Let me get this straight, this is not supposed to work in JME3:


MaterialDef ColladaLambert {

    MaterialParameters {
   ... ambientColor, emissiveColor,
   ambientTexture, emissiveTexture and so on...
    }

    Technique {
   VertexShader GLSL100: jme3dae/materials/collada_lambert.vert
   FragmentShader GLSL100: jme3dae/materials/collada_lambert.frag

        WorldParameters {
            WorldViewProjectionMatrix
        }
    }
}



I ask this because the glsls shaders are perfectly working but it looks like they are not receiving geometric from the engine. Do i have to use some special name to access texture coordinates or normals or lights in jme3 shaders?

The material looks fine. What do you mean when you say it don't receive geometric?

To access the attributes you have to prepend the attribute type with "in". For example, VertexBuffer.Type.Position is "attribute vec3 inPosition".

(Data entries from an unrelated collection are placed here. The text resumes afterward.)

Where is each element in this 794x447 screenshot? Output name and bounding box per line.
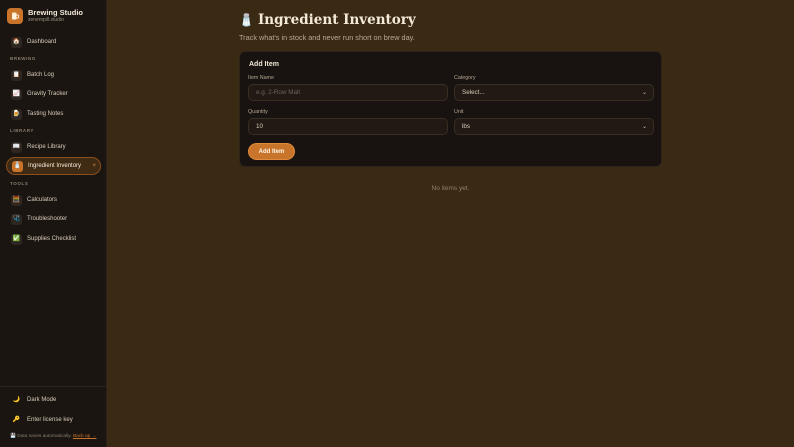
- brand-subtitle: zenempill.studio: [28, 17, 64, 23]
- autosave-note: 💾 Data saves automatically. Back up →: [10, 434, 96, 439]
- sidebar-item-dashboard[interactable]: 🏠 Dashboard: [6, 33, 101, 51]
- key-icon: 🔑: [12, 416, 21, 423]
- sidebar-item-label: Tasting Notes: [27, 111, 64, 117]
- chevron-down-icon: ⌄: [641, 124, 647, 130]
- sidebar-item-tasting-notes[interactable]: 🍺 Tasting Notes: [6, 105, 101, 123]
- sidebar: Brewing Studio zenempill.studio 🏠 Dashbo…: [0, 0, 107, 447]
- page-title-text: Ingredient Inventory: [257, 12, 416, 28]
- brand[interactable]: Brewing Studio zenempill.studio: [7, 8, 83, 24]
- unit-label: Unit: [454, 109, 464, 115]
- section-tools: TOOLS: [10, 181, 29, 186]
- unit-select[interactable]: lbs ⌄: [454, 118, 654, 135]
- quantity-label: Quantity: [248, 109, 268, 115]
- category-label: Category: [454, 75, 476, 81]
- sidebar-item-batch-log[interactable]: 📋 Batch Log: [6, 66, 101, 84]
- sidebar-item-label: Supplies Checklist: [27, 236, 77, 242]
- chart-icon: 📈: [11, 88, 22, 100]
- dark-mode-toggle[interactable]: 🌙 Dark Mode: [6, 391, 101, 409]
- brand-title: Brewing Studio: [28, 8, 83, 17]
- add-item-button[interactable]: Add Item: [248, 143, 295, 160]
- sidebar-item-label: Calculators: [27, 197, 58, 203]
- sidebar-item-calculators[interactable]: 🧮 Calculators: [6, 191, 101, 209]
- add-item-card: Add Item Item Name e.g. 2-Row Malt Categ…: [239, 51, 662, 167]
- section-library: LIBRARY: [10, 128, 35, 133]
- calculator-icon: 🧮: [11, 194, 22, 206]
- salt-shaker-icon: 🧂: [239, 13, 254, 27]
- book-icon: 📖: [11, 141, 22, 153]
- sidebar-item-label: Ingredient Inventory: [28, 163, 82, 169]
- sidebar-item-label: Batch Log: [27, 72, 55, 78]
- page-title: 🧂 Ingredient Inventory: [239, 12, 416, 28]
- sidebar-item-ingredient-inventory[interactable]: 🧂 Ingredient Inventory ×: [6, 157, 101, 175]
- beer-icon: 🍺: [11, 108, 22, 120]
- sidebar-item-supplies-checklist[interactable]: ✅ Supplies Checklist: [6, 230, 101, 248]
- sidebar-item-troubleshooter[interactable]: 🩺 Troubleshooter: [6, 210, 101, 228]
- card-title: Add Item: [249, 61, 279, 68]
- quantity-input[interactable]: 10: [248, 118, 448, 135]
- license-key-button[interactable]: 🔑 Enter license key: [6, 411, 101, 429]
- salt-shaker-icon: 🧂: [12, 160, 23, 172]
- dark-mode-label: Dark Mode: [27, 397, 57, 403]
- sidebar-item-recipe-library[interactable]: 📖 Recipe Library: [6, 138, 101, 156]
- item-name-label: Item Name: [248, 75, 274, 81]
- sidebar-divider: [0, 386, 107, 387]
- sidebar-item-label: Recipe Library: [27, 144, 66, 150]
- autosave-text: 💾 Data saves automatically.: [10, 434, 72, 439]
- stethoscope-icon: 🩺: [11, 213, 22, 225]
- sidebar-item-label: Dashboard: [27, 39, 57, 45]
- check-icon: ✅: [11, 233, 22, 245]
- sidebar-item-gravity-tracker[interactable]: 📈 Gravity Tracker: [6, 85, 101, 103]
- close-icon[interactable]: ×: [92, 163, 96, 169]
- unit-value: lbs: [462, 123, 471, 130]
- page-subtitle: Track what's in stock and never run shor…: [239, 33, 415, 42]
- section-brewing: BREWING: [10, 56, 36, 61]
- house-icon: 🏠: [11, 36, 22, 48]
- item-name-input[interactable]: e.g. 2-Row Malt: [248, 84, 448, 101]
- moon-icon: 🌙: [12, 396, 21, 403]
- chevron-down-icon: ⌄: [641, 90, 647, 96]
- empty-state-text: No items yet.: [431, 185, 470, 192]
- sidebar-item-label: Gravity Tracker: [27, 91, 68, 97]
- sidebar-item-label: Troubleshooter: [27, 216, 68, 222]
- category-select[interactable]: Select... ⌄: [454, 84, 654, 101]
- beer-mug-icon: [7, 8, 23, 24]
- backup-link[interactable]: Back up →: [73, 434, 96, 439]
- category-value: Select...: [462, 89, 485, 96]
- clipboard-icon: 📋: [11, 69, 22, 81]
- license-key-label: Enter license key: [27, 417, 73, 423]
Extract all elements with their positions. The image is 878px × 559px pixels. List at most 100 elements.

See the other jme3 shaders for examples.

I'm trying to understand if JME3 can use arbitrary valid GLSL shaders or not. For example, is the vertex shaders uses the predefined GLSL variables: gl_Vertex, gl_Normal, gl_MultiTexCoord0, the shader doesn't work. The GLSL Hello world:


void main() {
    gl_Position = ftransform();
}



void main() {
    gl_FragColor = vec4(1, 0, 0, 1);
}



produces a black object in JME3 while declaring the vertex shader like:

attribute vec3 inPosition;

void main() {
    gl_Position = g_WorldViewProjectionMatrix * vec4(inPosition, 1.0);
}



produces the desired effect. I'm no a GLSL expert so I have to ask: is this some kind of new GLSL way (maybe ftransform or gl_Vertex are deprecated or using the predefined variables is considered bad style) or is it a limit of JME3? I ask because a collada document can embed GLSL shaders.

Yeah, all those gl_*** parameters are deprecated in OpenGL3, so I had to use custom ones to maintain forward compatibility.